Elle vient de quitter le quartier du Marais, à Paris, pour lui préférer le 11e arrondissement. Une impasse un peu planquée, « nettement plus calme », où Camille Hermand a transformé d’anciens garages, avec vue sur cour, en maison de campagne en pleine ville. Un jeu d’enfant pour cette architecte qui jubile à l’idée de défaire pour mieux refaire. Les intérieurs, c’est son affaire. Et dans cette impasse voisine du boulevard Richard Lenoir, elle a misé sur la lumière traversante, des tomettes anciennes au sol, des briques apparentes sur les murs, une cheminée – « facile à faire fonctionner » -, une table de ferme, des plantes et des fleurs pour ranimer la cour… Ici, on oublie vite que le métro passe à deux pas.
« Le chantier : ça m’a plu tout de suite »
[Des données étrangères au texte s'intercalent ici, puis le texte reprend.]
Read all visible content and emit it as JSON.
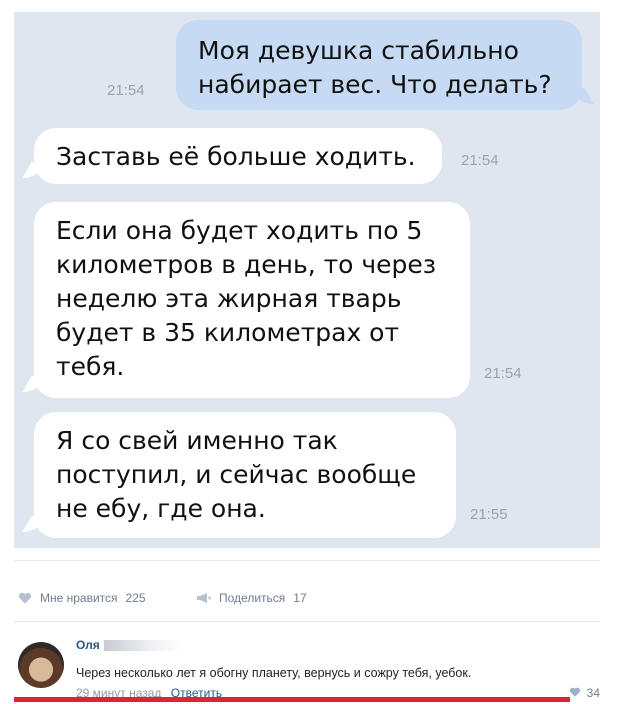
{
  "messages": [
    {
      "direction": "outgoing",
      "text": "Моя девушка стабильно набирает вес. Что делать?",
      "time": "21:54"
    },
    {
      "direction": "incoming",
      "text": "Заставь её больше ходить.",
      "time": "21:54"
    },
    {
      "direction": "incoming",
      "text": "Если она будет ходить по 5 километров в день, то через неделю эта жирная тварь будет в 35 километрах от тебя.",
      "time": "21:54"
    },
    {
      "direction": "incoming",
      "text": "Я со свей именно так поступил, и сейчас вообще не ебу, где она.",
      "time": "21:55"
    }
  ],
  "actions": {
    "like_label": "Мне нравится",
    "like_count": "225",
    "share_label": "Поделиться",
    "share_count": "17"
  },
  "comment": {
    "author": "Оля",
    "text": "Через несколько лет я обогну планету, вернусь и сожру тебя, уебок.",
    "time": "29 минут назад",
    "reply_label": "Ответить",
    "likes": "34"
  },
  "colors": {
    "chat_background": "#dfe6f0",
    "outgoing_bubble": "#c6daf3",
    "incoming_bubble": "#ffffff",
    "link": "#2a5885",
    "underline_mark": "#d9253a"
  }
}
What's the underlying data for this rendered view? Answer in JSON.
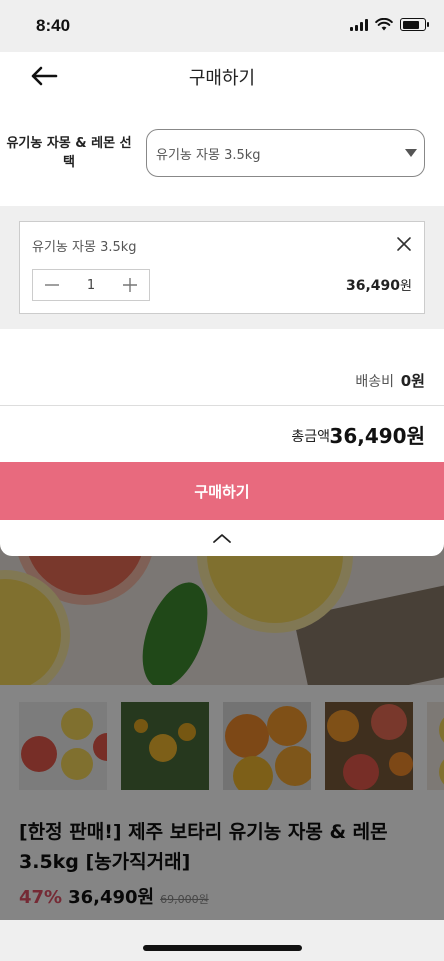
{
  "status_bar": {
    "time": "8:40"
  },
  "header": {
    "title": "구매하기",
    "back_icon": "arrow-left-icon"
  },
  "option": {
    "label": "유기농 자몽 & 레몬 선택",
    "selected_value": "유기농 자몽 3.5kg"
  },
  "selected_item": {
    "name": "유기농 자몽 3.5kg",
    "quantity": "1",
    "price": "36,490",
    "price_unit": "원"
  },
  "summary": {
    "shipping_label": "배송비",
    "shipping_value": "0원",
    "total_label": "총금액",
    "total_value": "36,490원"
  },
  "buy_button": {
    "label": "구매하기",
    "color": "#e86a7e"
  },
  "background_product": {
    "title": "[한정 판매!] 제주 보타리 유기농 자몽 & 레몬 3.5kg [농가직거래]",
    "discount": "47%",
    "sale_price": "36,490원",
    "original_price": "69,000원"
  },
  "colors": {
    "accent": "#e86a7e",
    "discount": "#e05266"
  }
}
Gamine, Camille Hermand voulait être architecte ou chef d’orchestre. Rien à voir... Excepté que, dans les deux cas, une même personne donne le ton, ou le la, pour guider une équipe, un groupe, un ensemble. Finalement, malgré la présence du piano familial, c’est l’archi qui a pris le pas, « car je n’avais pas l’oreille musicale ». Mais elle avait l’œil. Fille d’un ingénieur qui a beaucoup déménagé pour son travail, Camille Hermand s’est retrouvée en Algérie à l’âge de 5 ans : « Je me souviens encore des bâtiments de l’architecte Fernand Pouillon et de mon père qui m’emmenait faire les courses au souk en fin de semaine. » Puis, ado, elle croise la route d’un ami de ses parents, architecte. Il lui fait découvrir ce qu’est un chantier : « Ça m’a plu tout de suite. » Après ses années de lycée à Janson de Sailly, un début de cursus à l’École d’architecture de Paris-Belleville, elle décroche son diplôme à l’École spéciale d’architecture, tout en multipliant les petits jobs pour financer ses études. Le début de l’indépendance. Une valeur forte pour Camille Hermand qui s’installe à son compte, à peine sortie de l’école du boulevard Raspail. Risqué ? « Oui. Surtout à l’orée des années 1990, en pleine crise immobilière, où beaucoup d’agences d’architecture mettaient la clé sous la porte. » Coup de chance : l’un de ses amis monte une petite entreprise dans la rue des Jeûneurs, au cœur du Sentier. Il cherche quelqu’un pour transformer d’anciens ateliers de confection en bureaux. Ce sera le premier chantier de la jeune diplômée.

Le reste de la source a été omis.